3 Things You Can Do IMMEDIATELY To Start Feeling Autoimmune Disease Relief
After all this you might be wondering what you can do, other than medication, to feel better. The good news is that there is actually a lot we can do to help. For instance, if you're constantly exposed to chemicals at work, see if there are precautions you can take to avoid them. Maybe wear a mask, gloves, or see if you can get a transfer to a different department. If you live in the Pacific Northwest and are low on Vitamin D, look into light therapy lamps or Vitamin D supplementation (work with your doctor on this). And for everyone, there are 3 things you can do today (or tonight) to immediately start helping your autoimmune disease activity to start to quiet down and feel fewer symptoms.
I know, I know… this is probably not what you wanted to hear. Unfortunately though, gluten sensitivity has been found in EVERY case of autoimmune disease where it has been studied.
Gluten (a protein found in wheat, barley, rye, and triticale) is a tricky little beast too, maneuvering its way into our immune systems in several different ways. Because it's a foreign “invader”, our immune system ramps up for attack, decreases regulation of autoantibody creation, and increases activity (which means more attacking of our tissues). This doesn't mean that if you have an autoimmune disease that you necessarily have Celiac Disease either – scientists are now considering gluten sensitivity to be on a spectrum
, with some people slightly sensitive all the way up to full-blown Celiac Disease being the most sensitive. It's important to note that if you've been tested for a gluten allergy/Celiac Disease and been found “clean”, most tests don't accurately indicate gluten sensitivity.
Most tests are only for a small subset of the problematic proteins and not all that can cause issues. Chances are, you do have issues with gluten if you have an autoimmune disease.
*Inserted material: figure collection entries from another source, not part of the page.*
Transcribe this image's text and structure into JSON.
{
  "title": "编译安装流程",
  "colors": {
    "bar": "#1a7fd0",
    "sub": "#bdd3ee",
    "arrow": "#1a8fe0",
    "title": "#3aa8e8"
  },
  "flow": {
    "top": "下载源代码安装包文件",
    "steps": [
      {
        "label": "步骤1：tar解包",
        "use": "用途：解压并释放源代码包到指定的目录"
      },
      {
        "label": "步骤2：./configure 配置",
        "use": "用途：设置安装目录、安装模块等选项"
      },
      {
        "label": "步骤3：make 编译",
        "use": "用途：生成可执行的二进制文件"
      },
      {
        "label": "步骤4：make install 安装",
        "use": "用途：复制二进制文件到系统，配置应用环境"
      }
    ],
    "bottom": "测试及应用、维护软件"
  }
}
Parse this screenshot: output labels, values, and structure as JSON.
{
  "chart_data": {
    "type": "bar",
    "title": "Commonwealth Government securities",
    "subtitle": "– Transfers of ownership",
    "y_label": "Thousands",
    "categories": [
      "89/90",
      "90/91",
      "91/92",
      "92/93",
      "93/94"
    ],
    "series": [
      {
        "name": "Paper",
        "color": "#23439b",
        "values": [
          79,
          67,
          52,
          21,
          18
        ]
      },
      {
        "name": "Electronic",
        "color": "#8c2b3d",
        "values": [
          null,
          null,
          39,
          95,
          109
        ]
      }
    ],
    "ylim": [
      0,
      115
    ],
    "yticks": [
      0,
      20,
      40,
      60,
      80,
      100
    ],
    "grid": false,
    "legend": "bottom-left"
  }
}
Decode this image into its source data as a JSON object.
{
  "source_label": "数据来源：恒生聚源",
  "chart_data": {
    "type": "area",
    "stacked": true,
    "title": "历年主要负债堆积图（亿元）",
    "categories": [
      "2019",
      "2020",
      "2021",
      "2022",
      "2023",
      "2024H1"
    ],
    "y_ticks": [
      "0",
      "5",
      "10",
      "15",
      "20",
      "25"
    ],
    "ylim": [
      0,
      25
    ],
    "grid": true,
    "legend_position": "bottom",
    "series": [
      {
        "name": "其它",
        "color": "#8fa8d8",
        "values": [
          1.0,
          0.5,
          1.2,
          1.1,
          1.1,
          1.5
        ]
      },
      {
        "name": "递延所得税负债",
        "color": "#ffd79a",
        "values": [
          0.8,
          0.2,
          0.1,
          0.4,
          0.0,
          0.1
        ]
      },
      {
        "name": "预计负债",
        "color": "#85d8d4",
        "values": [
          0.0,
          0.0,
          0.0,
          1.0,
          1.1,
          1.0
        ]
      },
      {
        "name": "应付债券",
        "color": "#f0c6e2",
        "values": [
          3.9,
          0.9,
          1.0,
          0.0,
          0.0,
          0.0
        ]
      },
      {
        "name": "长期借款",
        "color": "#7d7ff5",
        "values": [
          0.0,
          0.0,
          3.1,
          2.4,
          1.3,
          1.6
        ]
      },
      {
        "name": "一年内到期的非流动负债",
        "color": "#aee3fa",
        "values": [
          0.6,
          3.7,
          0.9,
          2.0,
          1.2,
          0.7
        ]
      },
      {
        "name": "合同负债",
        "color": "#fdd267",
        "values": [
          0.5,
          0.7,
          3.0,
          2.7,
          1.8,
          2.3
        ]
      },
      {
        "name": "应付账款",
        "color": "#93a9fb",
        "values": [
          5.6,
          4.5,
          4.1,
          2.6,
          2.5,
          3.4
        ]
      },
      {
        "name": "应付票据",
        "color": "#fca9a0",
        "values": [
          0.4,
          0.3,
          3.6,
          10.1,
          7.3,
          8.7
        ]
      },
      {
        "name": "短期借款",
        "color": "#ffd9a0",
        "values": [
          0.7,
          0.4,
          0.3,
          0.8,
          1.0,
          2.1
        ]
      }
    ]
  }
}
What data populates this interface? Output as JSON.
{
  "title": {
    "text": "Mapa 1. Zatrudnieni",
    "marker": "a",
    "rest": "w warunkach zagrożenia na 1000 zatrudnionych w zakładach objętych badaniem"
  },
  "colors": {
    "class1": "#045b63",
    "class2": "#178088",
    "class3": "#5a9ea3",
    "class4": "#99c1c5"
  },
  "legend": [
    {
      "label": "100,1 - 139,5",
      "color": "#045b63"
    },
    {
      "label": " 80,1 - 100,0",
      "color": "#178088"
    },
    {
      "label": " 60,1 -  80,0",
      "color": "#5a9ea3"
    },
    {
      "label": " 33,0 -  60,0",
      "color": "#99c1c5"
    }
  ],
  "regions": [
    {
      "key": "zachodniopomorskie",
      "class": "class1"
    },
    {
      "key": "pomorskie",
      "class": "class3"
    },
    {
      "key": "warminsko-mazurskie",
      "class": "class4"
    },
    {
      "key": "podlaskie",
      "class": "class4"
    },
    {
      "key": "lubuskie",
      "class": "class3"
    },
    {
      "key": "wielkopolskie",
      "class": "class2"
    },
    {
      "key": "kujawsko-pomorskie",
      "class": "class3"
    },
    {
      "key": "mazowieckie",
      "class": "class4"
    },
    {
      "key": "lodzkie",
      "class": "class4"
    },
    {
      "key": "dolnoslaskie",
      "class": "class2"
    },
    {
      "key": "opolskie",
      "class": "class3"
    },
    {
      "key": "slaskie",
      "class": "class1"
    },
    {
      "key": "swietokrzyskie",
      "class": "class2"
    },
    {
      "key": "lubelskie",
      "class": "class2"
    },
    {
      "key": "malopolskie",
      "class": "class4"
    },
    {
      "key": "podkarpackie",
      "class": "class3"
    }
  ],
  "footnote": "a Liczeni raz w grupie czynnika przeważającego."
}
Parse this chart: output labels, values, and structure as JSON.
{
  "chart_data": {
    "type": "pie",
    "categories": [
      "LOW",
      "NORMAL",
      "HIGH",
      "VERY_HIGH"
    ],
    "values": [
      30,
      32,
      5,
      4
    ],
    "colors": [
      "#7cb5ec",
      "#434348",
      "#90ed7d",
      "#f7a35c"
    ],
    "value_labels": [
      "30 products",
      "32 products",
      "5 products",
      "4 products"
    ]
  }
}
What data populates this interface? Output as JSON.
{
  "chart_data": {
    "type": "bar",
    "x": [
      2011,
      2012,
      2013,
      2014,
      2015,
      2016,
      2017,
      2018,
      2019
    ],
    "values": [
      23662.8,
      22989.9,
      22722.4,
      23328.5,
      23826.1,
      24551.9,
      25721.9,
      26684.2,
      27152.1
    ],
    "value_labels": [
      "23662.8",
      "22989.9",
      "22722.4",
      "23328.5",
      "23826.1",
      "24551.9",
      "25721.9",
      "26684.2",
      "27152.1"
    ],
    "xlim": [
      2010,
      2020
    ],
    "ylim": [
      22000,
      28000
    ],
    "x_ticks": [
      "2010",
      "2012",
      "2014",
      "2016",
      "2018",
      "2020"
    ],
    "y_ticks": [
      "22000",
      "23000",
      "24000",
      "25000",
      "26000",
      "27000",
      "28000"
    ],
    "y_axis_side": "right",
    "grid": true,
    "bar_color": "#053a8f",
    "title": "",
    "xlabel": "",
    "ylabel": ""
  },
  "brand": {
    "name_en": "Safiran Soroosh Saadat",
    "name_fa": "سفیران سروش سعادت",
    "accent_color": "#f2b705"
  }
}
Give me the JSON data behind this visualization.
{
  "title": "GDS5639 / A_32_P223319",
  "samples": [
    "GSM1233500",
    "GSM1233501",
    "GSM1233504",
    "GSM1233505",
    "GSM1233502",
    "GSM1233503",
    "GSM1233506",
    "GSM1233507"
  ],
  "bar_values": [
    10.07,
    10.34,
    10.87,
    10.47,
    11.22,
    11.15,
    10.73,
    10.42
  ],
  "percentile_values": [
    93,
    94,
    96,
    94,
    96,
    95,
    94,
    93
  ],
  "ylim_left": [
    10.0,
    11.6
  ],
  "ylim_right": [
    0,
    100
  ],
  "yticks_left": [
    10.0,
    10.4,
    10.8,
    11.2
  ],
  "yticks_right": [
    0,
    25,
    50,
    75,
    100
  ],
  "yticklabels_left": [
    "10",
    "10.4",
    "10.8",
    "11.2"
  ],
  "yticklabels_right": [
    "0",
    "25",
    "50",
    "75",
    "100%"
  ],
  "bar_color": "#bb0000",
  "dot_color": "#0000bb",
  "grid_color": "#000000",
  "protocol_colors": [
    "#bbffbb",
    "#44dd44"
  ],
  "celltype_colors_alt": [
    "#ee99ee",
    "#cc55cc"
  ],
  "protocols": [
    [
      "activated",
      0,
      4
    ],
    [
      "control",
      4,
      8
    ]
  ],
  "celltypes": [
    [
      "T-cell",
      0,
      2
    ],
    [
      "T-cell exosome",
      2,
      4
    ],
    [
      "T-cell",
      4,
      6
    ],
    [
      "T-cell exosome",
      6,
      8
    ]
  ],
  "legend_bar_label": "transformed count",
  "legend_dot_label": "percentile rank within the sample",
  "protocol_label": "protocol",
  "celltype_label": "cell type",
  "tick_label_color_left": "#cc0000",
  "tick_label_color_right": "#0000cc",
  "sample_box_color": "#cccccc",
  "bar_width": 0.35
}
A healthy person might be able to eat gluten with little to no ramifications, but those of us with an autoimmune disease may suffer long-term consequences for eating it. (Get a cheat sheet to avoid hidden sources of gluten in my Paleo Freebie Library
(2) Cut out or cut down on all added sugars
Yes, I know, another super popular suggestion here. We sure love our sugar. Yet, that's the problem! Sugar is one of the worst things we can be eating, and I know I'm not the first person to say that to you. In terms of autoimmune disease though, it really is one of the worst things. The reason for this is hormones. And yes, this applies to men just as much as women, though I know men love to blame all things on women's hormones. (And I don't blame them for doing so!) Hormones are something that ALL of us have, and they regulate all sorts of processes in our bodies, from when we get hungry to when we are stuffed, to when we should sleep and wake and for how long. When you get stressed? Hormones happen! When you see an adorable puppy with those big soulful eyes? Hormones! When you eat that salted caramel chocolate bar and feel that sugar rush? Hormones! There's no getting away from them, but unfortunately, sugar messes them up big time. Without getting into the nitty gritty scientific details, let's just say that most hormones are interconnected and if you eat too much sugar, it skews starts skewing your hormones starting with insulin and like a domino effect, can lead to not understanding when you're hungry, insomnia, adrenal fatigue, weight gain, and inflammation. It's not like sugar = autoimmune disease, but you can't start feeling better from autoimmune disease if you don't have all the other processes in your body working as they should (partially because the immune system is fighting all those other fires and not caring about regulation again). So removing or drastically cutting down on sugar will help things work like they should, and you most likely start feeling better just from that.
(3) Get 7-9 hours of sleep
For some of you, this is laughable as you're getting way MORE than this. Many autoimmune diseases cause us to sleep a lot more than the “normal” amount. This is OK and don't freak out at all if you're one of these people. It's just a sign your body needs more rest and recovery and as you start to work on your autoimmune disease recovery you should start to require less sleep. However, for those of you who get LESS than 7-9 hours of sleep…. I know it's tempting to use all that extra time to get work done, binge on Netflix, or play some video games, but it's really hurting you. It used to be believed that sleep was just wasted time, that we were just basically laying there “resting”. Scientific studies these days though are starting to find out that many of the CRITICAL processes our bodies need to survive and work optimally happen when we're asleep.
Things like detoxification, rebalancing of minerals and vitamins, and – wait for it – regulation of the immune system, all happen while we're asleep. Bottom line, if you get enough sleep you give yourself a huge advantage on helping quell autoimmune disease activity and symptoms. And without it you're just playing Russian Roulette with your health.